High-CRI warm white OLEDs based on TADF-Doped Exciplex Co-host Structure enabled by efficient reverse intersystem crossing

Abstract

In this work, we present a high-performance warm white organic light-emitting diode (WOLED) achieving a maximum color rendering index (CRI) of 95, based on a novel TADF-Doped Exciplex Co-host Structure. The device design integrates a blue exciplex (mCP:PO-T2T) as the host material, sensitizing ultrathin phosphorescent layers emitting green, yellow, and red light. By systematically varying the thickness of spacer and ultrathin layers, the position of the exciton recombination zone was finely tuned, revealing its critical role in exciton transport dynamics and energy transfer efficiency.

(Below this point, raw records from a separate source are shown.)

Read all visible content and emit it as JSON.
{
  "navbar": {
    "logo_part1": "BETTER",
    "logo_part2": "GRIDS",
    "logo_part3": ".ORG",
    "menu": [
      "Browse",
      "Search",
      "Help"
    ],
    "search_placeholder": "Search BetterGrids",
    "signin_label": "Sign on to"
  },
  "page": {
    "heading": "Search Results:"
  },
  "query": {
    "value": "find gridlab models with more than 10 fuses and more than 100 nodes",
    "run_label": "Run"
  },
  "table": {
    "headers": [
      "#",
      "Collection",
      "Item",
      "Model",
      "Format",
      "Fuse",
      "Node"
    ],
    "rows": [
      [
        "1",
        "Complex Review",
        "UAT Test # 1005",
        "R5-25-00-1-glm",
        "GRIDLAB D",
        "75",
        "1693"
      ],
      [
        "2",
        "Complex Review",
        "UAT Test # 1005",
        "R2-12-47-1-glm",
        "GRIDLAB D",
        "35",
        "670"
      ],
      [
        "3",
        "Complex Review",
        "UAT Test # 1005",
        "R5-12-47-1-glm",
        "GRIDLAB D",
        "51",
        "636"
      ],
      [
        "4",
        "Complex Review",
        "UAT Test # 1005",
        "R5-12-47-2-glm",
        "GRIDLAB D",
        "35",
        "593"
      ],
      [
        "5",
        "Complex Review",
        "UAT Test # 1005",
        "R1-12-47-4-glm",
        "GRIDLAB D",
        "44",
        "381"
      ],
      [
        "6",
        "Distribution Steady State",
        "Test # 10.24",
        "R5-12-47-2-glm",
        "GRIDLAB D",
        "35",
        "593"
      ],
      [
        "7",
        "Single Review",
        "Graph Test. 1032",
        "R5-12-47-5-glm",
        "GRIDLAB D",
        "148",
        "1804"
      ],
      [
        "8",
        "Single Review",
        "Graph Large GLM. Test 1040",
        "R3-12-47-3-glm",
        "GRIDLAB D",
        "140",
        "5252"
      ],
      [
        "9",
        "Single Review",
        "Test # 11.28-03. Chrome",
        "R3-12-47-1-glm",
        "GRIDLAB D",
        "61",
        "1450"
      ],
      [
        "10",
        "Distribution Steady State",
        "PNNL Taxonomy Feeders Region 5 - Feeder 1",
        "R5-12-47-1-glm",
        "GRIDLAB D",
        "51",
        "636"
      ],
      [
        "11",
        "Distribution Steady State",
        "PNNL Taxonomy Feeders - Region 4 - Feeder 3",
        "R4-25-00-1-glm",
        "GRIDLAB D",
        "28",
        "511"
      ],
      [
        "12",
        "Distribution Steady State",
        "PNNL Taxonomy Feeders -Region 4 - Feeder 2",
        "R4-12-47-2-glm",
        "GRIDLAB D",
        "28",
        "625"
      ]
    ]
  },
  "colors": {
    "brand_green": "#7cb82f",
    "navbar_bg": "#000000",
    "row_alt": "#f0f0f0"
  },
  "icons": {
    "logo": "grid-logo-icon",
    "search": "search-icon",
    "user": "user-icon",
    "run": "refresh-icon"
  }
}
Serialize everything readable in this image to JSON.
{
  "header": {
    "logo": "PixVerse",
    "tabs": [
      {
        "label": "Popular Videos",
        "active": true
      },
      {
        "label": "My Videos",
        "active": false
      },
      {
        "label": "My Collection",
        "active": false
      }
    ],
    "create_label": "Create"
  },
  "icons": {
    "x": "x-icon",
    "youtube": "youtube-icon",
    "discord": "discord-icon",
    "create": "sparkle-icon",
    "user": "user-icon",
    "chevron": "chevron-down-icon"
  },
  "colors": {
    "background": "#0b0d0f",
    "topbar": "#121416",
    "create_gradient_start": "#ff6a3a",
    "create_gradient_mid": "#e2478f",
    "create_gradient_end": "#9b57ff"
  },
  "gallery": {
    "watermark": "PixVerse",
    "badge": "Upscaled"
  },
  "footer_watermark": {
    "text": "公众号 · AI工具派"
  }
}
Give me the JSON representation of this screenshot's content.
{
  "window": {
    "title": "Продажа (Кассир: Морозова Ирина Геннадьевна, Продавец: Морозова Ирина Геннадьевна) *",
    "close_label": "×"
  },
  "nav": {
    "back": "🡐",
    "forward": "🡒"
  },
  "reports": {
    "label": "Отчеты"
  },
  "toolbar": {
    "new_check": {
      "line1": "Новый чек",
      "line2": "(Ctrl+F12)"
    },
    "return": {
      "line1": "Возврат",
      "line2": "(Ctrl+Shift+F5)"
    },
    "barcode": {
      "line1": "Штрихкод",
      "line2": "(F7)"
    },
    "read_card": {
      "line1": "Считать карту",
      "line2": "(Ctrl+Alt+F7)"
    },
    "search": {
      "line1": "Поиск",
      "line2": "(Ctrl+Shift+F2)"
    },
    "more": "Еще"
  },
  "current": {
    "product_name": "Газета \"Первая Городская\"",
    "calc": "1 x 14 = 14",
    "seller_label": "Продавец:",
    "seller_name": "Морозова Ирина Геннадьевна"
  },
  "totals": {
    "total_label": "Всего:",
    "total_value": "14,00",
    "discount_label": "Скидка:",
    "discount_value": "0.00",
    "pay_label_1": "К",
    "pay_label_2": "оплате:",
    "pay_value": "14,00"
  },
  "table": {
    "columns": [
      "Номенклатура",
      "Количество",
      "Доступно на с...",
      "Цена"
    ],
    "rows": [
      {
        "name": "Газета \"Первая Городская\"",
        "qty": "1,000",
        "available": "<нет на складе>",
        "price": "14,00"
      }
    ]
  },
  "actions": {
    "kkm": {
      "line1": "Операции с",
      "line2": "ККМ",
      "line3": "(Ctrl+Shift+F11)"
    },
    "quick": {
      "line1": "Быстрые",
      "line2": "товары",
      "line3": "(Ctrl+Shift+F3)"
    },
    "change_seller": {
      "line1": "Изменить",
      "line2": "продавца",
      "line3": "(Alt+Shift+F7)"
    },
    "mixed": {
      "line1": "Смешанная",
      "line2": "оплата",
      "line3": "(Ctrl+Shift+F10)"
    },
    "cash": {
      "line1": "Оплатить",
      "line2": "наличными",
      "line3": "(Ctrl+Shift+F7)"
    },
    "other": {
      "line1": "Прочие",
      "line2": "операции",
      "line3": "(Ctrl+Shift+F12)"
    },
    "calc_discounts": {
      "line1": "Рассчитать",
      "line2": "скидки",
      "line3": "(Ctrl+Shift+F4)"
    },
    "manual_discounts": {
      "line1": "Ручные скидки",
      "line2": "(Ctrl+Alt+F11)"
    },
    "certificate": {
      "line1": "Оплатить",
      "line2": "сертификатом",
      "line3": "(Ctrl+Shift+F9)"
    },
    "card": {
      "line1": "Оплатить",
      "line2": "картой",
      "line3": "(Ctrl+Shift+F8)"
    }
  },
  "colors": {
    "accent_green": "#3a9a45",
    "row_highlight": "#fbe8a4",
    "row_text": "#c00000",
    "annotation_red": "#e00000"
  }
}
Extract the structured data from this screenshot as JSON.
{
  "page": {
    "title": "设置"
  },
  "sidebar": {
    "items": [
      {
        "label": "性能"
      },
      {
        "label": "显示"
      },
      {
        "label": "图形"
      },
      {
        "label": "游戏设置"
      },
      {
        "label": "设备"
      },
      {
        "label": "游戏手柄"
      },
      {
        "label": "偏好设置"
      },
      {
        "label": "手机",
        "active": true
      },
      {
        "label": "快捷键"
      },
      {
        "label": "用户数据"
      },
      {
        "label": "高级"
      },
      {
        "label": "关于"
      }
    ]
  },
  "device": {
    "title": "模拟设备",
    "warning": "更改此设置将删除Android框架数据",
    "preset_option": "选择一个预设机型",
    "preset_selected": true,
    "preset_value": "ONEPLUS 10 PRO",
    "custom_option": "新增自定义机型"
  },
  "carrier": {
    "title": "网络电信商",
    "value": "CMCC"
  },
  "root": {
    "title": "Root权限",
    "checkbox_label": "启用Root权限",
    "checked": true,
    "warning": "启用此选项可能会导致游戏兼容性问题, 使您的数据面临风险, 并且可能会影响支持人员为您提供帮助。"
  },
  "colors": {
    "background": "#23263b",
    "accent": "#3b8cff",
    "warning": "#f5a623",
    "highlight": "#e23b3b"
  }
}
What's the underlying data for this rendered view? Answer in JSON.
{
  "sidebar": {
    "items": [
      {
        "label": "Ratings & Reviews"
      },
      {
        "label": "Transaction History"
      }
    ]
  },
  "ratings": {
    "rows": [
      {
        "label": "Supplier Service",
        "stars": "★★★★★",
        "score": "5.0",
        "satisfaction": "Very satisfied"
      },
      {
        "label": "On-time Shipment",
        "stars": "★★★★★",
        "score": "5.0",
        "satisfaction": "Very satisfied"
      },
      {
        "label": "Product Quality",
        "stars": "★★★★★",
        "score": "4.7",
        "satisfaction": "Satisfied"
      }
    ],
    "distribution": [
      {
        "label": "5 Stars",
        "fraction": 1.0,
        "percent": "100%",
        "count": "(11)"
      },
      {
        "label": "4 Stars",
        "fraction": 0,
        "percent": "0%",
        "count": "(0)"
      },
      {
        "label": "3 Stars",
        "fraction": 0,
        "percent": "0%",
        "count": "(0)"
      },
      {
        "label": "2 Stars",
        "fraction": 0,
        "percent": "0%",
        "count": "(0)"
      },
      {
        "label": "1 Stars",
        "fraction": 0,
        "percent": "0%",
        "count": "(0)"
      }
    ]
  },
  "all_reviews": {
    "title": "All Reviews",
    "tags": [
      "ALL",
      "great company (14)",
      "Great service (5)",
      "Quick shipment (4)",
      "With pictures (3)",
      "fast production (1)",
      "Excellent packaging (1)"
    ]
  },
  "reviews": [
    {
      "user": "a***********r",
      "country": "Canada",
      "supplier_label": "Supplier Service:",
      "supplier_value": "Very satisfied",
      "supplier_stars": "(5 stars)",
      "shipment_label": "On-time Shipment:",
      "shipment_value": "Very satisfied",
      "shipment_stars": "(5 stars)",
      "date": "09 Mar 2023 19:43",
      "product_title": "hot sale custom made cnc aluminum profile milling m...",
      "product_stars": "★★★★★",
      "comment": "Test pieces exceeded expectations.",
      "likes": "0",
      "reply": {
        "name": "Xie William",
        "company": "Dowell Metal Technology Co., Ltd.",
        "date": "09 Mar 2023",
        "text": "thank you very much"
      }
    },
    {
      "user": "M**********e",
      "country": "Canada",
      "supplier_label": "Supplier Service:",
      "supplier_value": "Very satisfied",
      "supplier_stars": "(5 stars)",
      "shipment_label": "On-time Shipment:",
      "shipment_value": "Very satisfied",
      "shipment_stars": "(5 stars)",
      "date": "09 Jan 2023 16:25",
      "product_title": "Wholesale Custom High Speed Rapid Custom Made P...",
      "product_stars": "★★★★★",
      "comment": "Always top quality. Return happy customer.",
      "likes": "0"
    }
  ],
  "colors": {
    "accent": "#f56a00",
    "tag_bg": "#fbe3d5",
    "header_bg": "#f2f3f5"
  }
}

To optimize exciton transport pathways, the TADF material 4CzTPN was strategically incorporated into the spacer layers. This incorporation significantly altered the exciton transfer mechanism by facilitating efficient reverse intersystem crossing (RISC) and promoting Förster energy transfer from the exciplex to phosphorescent emitters. Consequently, this approach not only reduces triplet exciton density, mitigating Dexter transfer losses, but also enhances exciton utilization efficiency. As a result, the WOLED achieves warm white light emission with a high CRI closely aligned with the Planckian locus on the CIE chromaticity diagram. These findings demonstrate the transformative potential of the TADF-Doped Exciplex Co-host Structure for developing efficient and color-stable WOLEDs, paving the way for next-generation lighting and display technologies.